UN-Generalsekretär Ban Ki Moon hat angesichts der Flüchtlingskrise zu einer weltweiten Kraftanstrengung aufgerufen. "Wenn wir globale Solidarität haben, dann können wir diese tragischen Szenen überwinden", sagte Ban am Mittwoch in New York bei einer Sondersitzung am Rande der UN-Vollversammlung. Er bedankte sich dabei ausdrücklich bei der Bundesregierung für ihre "überzeugende und anteilnehmende Führungsstärke". Für Deutschland nahm Außenminister Frank-Walter Steinmeier an dem Treffen teil.
Die einzige Chance zur Lösung der Krise liege in "globaler Zusammenarbeit", sagte die EU-Außenbeauftragte Federica Mogherini. "Europa fühlt sich bei diesem Thema unter Druck." Der griechische Ministerpräsident Alexis Tsipras rief zu "mehr europäischer Kooperation" auf. "Wir können es schaffen, wenn wir zusammenhalten", mahnte der österreichische Präsident Heinz Fischer.
Unterdessen schlug EU-Wirtschafts- und Währungskommissar Pierre Moscovici vor, die Kosten, die wegen der Flüchtlingskrise auf die EU-Mitgliedstaaten zukommen, nicht auf die Schulden anrechnen. "Diese Flüchtlingskrise ist kurzfristig eine Belastung für die Volkswirtschaften, mittelfristig kann sich das ändern", sagte Moscovici der "Süddeutschen Zeitung". "Wir müssen die Flüchtlingskrise und deren Kosten deshalb als eine Investition betrachten. Ich bin sicher, dass sie neue Arbeitskräfte, neue Energie und neuen Konsum weckt, so dass sie schlussendlich einen positiven Effekt haben wird auf unsere Volkswirtschaften."
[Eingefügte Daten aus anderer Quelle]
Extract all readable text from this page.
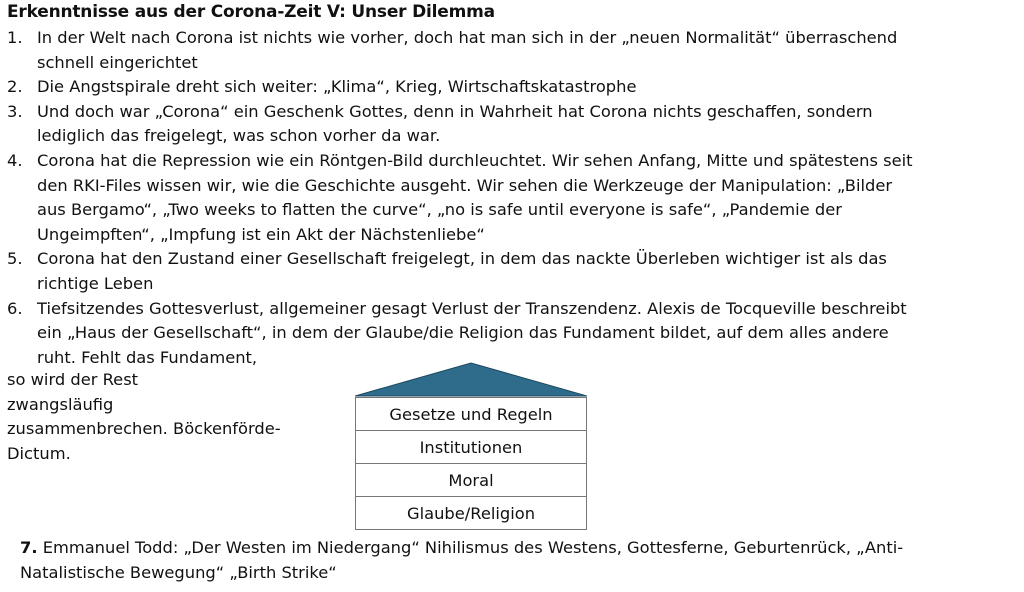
Erkenntnisse aus der Corona-Zeit V: Unser Dilemma
1. In der Welt nach Corona ist nichts wie vorher, doch hat man sich in der „neuen Normalität“ überraschend
schnell eingerichtet
2. Die Angstspirale dreht sich weiter: „Klima“, Krieg, Wirtschaftskatastrophe
3. Und doch war „Corona“ ein Geschenk Gottes, denn in Wahrheit hat Corona nichts geschaffen, sondern
lediglich das freigelegt, was schon vorher da war.
4. Corona hat die Repression wie ein Röntgen-Bild durchleuchtet. Wir sehen Anfang, Mitte und spätestens seit
den RKI-Files wissen wir, wie die Geschichte ausgeht. Wir sehen die Werkzeuge der Manipulation: „Bilder
aus Bergamo“, „Two weeks to flatten the curve“, „no is safe until everyone is safe“, „Pandemie der
Ungeimpften“, „Impfung ist ein Akt der Nächstenliebe“
5. Corona hat den Zustand einer Gesellschaft freigelegt, in dem das nackte Überleben wichtiger ist als das
richtige Leben
6. Tiefsitzendes Gottesverlust, allgemeiner gesagt Verlust der Transzendenz. Alexis de Tocqueville beschreibt
ein „Haus der Gesellschaft“, in dem der Glaube/die Religion das Fundament bildet, auf dem alles andere
ruht. Fehlt das Fundament,
so wird der Rest
zwangsläufig
zusammenbrechen. Böckenförde-
Dictum.
Gesetze und Regeln
Institutionen
Moral
Glaube/Religion
7. Emmanuel Todd: „Der Westen im Niedergang“ Nihilismus des Westens, Gottesferne, Geburtenrück, „Anti-
Natalistische Bewegung“ „Birth Strike“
Ungarns Ministerpräsident Viktor Orban, der wegen seiner harten Haltung in der Flüchtlingspolitik seit Wochen in der Kritik steht, warnte dagegen erneut vor einer Destabilisierung Europas durch den anhaltenden Zustrom von Flüchtlingen. "Europa wird nicht in der Lage sein, diese Last alleine zu tragen. Wenn die Situation sich nicht ändert, dann wird Europa destabilisiert."
Auch sein Land habe "tief empfundenes Mitleid" für die Menschen, die ihre Heimat verließen, fügte Orban an. "Es ist unsere moralische Verpflichtung, diesen Menschen ihre Heimat und ihre Länder wiederzugeben. Es kann nicht unsere Aufgabe sein, ihnen ein neues, europäisches Leben zu geben."
Zuvor hatten die Außenminister der G7-Staaten, die ebenfalls am Rande der UN-Vollversammlung zusammengekommen waren, angekündigt, dass sie ihre Hilfen zur Bewältigung der Flüchtlingskrise zusammen mit anderen Ländern um annähernd 1,9 Milliarden Dollar (etwa 1,7 Milliarden Euro) aufstocken wollen. Der deutsche Außenminister Frank-Walter Steinmeier forderte bei dem von UN-Chef Ban einberufenen Sondertreffen, dass weitere Länder zusätzliches Geld bereitstellen sollten. Außerdem brauche es ein gemeinsames europäisches Asylsystem. "Davon sind wir aber noch weit entfernt."
Premierminister Charles Michel hat am Mittwoch vor der UN-Generalversammlung zur Flüchtlingskrise Stellung bezogen. In seiner Rede legte er den Schwerpunkt auf die Konflikte in Syrien, Libyen und Irak. In Bezug auf die Lage in Syrien war Michel deutlich: Seiner Ansicht nach müssen sowohl die Terrormiliz Islamischer Staat als auch das Regime von Präsident Baschar al-Assad bekämpft werden. Ein militärisches Eingreifen in Syrien sei aber nur dann möglich, wenn internationales Recht geachtet wird, erklärte Premier Michel.